I just recently had my quarterly teeth cleaning at the dentist. Yes, quarterly. It takes some work to have a flawless smile, you know. Like many of you, I detest going to the dentist. I even try to make it as painless and convenient as possible by selecting a dentist that is in the same building where I work. I can just hop on down there before work or during lunch and not have to worry about the added annoyance of the commute. The dentist office is and will always feel like a familiar place for me as my mother was a dental hygienist when I was a small child before she became a registered nurse. I would hang out in the lobby reading Highlights magazines waiting on her to finish work sometimes. You would think the dentist chair would feel as natural to me as sitting on the Iron Throne of Westeros should feel to Khaleesi, Mother of Dragons! There are a plethora of reasons as to why a trip to the dentist can be… the polar opposite of pleasurable. Even Queen Taylor does not like going…
It’s the elephant in the room. It’s inevitably going to be asked. You try to prepare and ponder all the possible responses you could provide. I would rather be subjugated to the truth serum from the Divergent series knowing my answer may result in a bullet to the head. “How’s your flossing?” No matter your answer, it is NEVER good enough and you will be made to feel like pond scum. Or worse. Lower. The pus that infects the mucous… that cruds up the fungus… that feeds on the pond scum. Suddenly my dental hygienist becomes Commodus incarnate from Gladiator…
Then when I tell them I am flossing twice a day I get scolded, “You only need to floss once a day.” Make up your mind! Regardless of how much I do or don’t floss, I always have sensitive, inflamed gums due to my bleeding disease and the clotting, bruising symptoms that come with it. I tell the hygienist that the swelling and bleeding have both lessened since the last visit, but that it is still present. Do they care about my trials and tribulations?

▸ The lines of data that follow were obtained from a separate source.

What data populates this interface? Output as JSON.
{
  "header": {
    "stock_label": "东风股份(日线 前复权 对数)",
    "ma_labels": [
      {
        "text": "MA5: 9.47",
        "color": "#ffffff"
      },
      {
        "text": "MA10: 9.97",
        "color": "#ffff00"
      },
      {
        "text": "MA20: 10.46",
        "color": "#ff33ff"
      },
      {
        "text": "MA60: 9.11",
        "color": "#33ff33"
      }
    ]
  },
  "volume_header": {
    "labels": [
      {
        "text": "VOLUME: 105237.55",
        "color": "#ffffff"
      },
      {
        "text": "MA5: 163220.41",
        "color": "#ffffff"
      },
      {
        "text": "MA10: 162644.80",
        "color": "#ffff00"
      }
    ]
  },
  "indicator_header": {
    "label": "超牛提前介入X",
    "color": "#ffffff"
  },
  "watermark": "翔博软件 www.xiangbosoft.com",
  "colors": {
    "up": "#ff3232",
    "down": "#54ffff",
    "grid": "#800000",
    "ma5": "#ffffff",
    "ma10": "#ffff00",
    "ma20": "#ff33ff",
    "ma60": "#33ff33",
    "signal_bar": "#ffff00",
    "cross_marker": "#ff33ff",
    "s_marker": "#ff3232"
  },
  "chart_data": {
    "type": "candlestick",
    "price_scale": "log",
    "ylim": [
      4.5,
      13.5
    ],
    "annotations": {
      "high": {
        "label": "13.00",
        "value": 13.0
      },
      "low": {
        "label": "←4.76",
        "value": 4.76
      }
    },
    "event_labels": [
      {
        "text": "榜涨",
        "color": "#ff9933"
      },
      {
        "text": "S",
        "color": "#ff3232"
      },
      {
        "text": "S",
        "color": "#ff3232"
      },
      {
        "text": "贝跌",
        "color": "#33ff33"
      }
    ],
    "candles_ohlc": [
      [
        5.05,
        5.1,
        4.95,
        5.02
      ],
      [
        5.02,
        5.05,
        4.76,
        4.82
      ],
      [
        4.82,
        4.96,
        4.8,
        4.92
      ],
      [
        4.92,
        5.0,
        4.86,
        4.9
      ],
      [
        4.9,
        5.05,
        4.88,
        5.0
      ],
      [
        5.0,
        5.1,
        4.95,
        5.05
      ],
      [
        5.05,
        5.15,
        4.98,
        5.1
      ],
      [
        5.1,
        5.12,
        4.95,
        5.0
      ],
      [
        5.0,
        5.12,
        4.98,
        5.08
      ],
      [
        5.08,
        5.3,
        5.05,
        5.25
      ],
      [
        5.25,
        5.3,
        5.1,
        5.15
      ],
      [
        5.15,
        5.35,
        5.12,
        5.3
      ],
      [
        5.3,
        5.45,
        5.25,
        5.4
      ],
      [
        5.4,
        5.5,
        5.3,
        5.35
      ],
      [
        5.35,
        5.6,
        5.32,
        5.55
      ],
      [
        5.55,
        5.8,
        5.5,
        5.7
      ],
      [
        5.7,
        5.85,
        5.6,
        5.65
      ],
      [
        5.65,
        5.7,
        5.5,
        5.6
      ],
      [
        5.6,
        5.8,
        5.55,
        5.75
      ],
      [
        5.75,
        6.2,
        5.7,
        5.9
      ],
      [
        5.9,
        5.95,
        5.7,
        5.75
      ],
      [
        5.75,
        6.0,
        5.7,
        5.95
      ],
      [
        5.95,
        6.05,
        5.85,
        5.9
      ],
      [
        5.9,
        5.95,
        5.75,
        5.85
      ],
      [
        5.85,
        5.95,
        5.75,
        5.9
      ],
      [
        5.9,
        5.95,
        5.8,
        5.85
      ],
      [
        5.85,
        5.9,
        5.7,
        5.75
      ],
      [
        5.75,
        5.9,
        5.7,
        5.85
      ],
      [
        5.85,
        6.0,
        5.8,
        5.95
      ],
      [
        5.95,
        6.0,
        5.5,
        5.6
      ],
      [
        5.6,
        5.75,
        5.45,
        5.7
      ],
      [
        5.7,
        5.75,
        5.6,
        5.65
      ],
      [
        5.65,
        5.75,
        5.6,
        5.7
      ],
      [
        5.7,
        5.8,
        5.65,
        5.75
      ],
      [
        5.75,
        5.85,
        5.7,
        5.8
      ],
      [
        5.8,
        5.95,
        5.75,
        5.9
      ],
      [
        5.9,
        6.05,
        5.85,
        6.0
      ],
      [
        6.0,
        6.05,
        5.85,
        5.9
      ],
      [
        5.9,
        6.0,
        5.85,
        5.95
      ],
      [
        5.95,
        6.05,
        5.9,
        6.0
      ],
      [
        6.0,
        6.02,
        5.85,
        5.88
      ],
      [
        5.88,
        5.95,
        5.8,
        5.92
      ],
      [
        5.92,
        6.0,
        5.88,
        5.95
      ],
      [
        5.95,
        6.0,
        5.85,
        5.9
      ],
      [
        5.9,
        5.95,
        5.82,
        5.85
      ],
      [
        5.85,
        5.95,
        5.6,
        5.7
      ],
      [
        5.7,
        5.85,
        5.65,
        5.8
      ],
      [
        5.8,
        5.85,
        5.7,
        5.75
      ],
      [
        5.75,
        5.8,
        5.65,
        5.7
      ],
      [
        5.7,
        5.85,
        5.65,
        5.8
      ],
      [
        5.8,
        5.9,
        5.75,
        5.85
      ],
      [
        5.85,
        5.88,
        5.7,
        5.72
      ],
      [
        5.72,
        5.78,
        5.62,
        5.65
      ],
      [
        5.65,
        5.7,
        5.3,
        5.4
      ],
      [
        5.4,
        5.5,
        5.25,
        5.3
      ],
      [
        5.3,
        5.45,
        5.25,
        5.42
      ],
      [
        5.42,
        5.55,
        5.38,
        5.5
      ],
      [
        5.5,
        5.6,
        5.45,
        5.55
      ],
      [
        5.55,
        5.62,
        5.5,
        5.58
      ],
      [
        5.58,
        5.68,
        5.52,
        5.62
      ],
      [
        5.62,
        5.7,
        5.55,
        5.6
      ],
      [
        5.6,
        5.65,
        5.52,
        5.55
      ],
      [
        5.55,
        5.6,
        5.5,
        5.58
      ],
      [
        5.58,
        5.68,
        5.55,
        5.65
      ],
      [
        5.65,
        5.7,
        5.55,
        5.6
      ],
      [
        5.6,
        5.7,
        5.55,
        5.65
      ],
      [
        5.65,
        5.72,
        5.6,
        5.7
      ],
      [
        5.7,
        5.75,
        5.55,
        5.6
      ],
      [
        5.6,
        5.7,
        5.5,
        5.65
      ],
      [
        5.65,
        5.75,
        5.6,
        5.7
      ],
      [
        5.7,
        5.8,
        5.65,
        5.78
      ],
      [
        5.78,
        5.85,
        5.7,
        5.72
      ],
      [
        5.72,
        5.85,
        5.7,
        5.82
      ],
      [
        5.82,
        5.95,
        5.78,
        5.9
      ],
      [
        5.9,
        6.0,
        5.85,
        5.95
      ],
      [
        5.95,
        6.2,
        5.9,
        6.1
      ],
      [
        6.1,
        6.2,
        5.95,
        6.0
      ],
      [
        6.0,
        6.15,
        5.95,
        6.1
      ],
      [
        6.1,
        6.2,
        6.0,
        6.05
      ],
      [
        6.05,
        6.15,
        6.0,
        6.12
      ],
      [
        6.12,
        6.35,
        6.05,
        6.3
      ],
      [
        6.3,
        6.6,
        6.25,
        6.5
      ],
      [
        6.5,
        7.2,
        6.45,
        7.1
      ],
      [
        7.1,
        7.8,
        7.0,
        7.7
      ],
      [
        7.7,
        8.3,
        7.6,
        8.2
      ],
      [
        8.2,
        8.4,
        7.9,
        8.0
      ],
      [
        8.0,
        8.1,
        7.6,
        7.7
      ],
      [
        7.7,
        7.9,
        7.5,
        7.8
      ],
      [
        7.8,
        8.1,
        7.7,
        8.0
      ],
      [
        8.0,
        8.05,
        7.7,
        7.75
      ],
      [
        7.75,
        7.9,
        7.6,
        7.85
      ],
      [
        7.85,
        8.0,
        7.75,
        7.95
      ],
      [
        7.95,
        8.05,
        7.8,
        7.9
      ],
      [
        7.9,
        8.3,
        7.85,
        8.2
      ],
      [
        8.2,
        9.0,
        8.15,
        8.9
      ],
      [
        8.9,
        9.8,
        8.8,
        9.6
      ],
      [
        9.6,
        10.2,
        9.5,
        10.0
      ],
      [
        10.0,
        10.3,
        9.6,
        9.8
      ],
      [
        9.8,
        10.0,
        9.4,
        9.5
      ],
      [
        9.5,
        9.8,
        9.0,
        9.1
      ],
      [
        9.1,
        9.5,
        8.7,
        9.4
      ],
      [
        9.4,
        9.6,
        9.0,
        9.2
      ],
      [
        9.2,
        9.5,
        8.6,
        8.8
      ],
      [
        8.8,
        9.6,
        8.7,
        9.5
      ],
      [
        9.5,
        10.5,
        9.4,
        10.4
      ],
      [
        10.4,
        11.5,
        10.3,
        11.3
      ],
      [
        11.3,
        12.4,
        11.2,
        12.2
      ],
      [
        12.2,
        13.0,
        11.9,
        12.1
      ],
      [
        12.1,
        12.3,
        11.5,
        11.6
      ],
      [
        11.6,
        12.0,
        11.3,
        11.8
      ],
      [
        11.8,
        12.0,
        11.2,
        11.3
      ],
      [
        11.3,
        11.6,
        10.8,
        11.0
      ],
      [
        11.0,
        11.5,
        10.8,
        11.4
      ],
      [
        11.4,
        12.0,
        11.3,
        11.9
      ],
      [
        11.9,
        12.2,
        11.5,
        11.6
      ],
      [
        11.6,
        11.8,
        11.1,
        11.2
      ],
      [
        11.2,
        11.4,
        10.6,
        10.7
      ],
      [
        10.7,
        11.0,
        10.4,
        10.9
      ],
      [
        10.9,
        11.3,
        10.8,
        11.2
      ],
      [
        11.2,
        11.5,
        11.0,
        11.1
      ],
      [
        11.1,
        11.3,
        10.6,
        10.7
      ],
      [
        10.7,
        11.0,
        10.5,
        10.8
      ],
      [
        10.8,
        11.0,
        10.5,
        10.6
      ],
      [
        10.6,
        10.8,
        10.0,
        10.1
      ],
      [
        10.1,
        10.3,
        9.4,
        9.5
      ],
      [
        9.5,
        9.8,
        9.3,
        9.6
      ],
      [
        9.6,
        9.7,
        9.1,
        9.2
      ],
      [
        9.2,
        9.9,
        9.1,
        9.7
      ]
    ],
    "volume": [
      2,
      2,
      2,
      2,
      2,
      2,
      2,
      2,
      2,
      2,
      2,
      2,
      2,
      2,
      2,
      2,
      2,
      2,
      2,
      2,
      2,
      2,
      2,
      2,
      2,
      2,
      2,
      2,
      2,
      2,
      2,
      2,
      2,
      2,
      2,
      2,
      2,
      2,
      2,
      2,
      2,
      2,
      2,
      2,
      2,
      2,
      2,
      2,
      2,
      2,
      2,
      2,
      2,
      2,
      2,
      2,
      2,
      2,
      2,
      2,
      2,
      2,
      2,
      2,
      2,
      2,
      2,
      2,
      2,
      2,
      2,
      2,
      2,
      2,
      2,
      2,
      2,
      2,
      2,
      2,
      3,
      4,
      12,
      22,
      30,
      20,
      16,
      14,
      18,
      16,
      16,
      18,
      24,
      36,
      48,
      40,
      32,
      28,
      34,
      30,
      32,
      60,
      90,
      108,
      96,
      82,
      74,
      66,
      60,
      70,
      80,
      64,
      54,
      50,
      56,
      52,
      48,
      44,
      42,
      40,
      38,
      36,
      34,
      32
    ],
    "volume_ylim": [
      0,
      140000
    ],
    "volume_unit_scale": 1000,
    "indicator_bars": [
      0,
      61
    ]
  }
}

What is with all the chit chat and prodding for conversation? I totally understand connecting with patients and establishing a friendly rapport, but are you seriously going to become my BFF when you have my mouth propped open, a suction device inside, a band around one tooth, and a water device in yours while the dentist has a sickle probe and a mouth mirror in me, too? I can try to talk but I guarantee you won’t understand me and the likelihood of you drilling into my tongue will increase by 200%. I can barely talk with a milkshake in my mouth let alone the entire office of dental supplies. I bet porn stars make GREAT dental patients.
It seems like every time I go to the dentist I have to wear more and more things on my face and items that cover my clothing. At first it was just a bib. Now they have me in some fancy sunglasses and a bigger bib. What’s next? A swim cap and a fur coat? Is this a visit to get my teeth cleaned or a trip to fashion week in Paris?
Obsessed With Cotton
I understand that cotton is “the fabric of our lives” and it has all these useful benefits, but using 10x the recommended amount in my mouth for just one tooth is not necessary. It is quite the opposite and borderlines on obscene, wasteful, and equates to assault charges in my opinion. You want to dry my tooth? Use your little air wand and blow it dry and give me one, MAYBE two, cotton swabs. Sometimes I am convinced they are stuffing me with super jumbo tampons and secretly laughing behind that mask…
Overall I am pleased with my trips to the dentist and how great they make my teeth and me look and feel. I am thankful to live in a place with so many options and to work for a company that provides such great benefits for my oral health. Other countries may ACTUALLY provide dental services like we see in torture spy movies for all I know. I just know that my surrounding environments are sterile and my dentists have the ability to numb the hell out of me upon request. We all like our pretty smiles, right?
In the end, I guess dentists would prefer that we were more like Beldar Conehead. They could put however many instruments inside us that they wanted and they have tons of teeth that need work to fund their golf vacations and early retirements. Do you have any funny or scary stories about a trip to the dentist?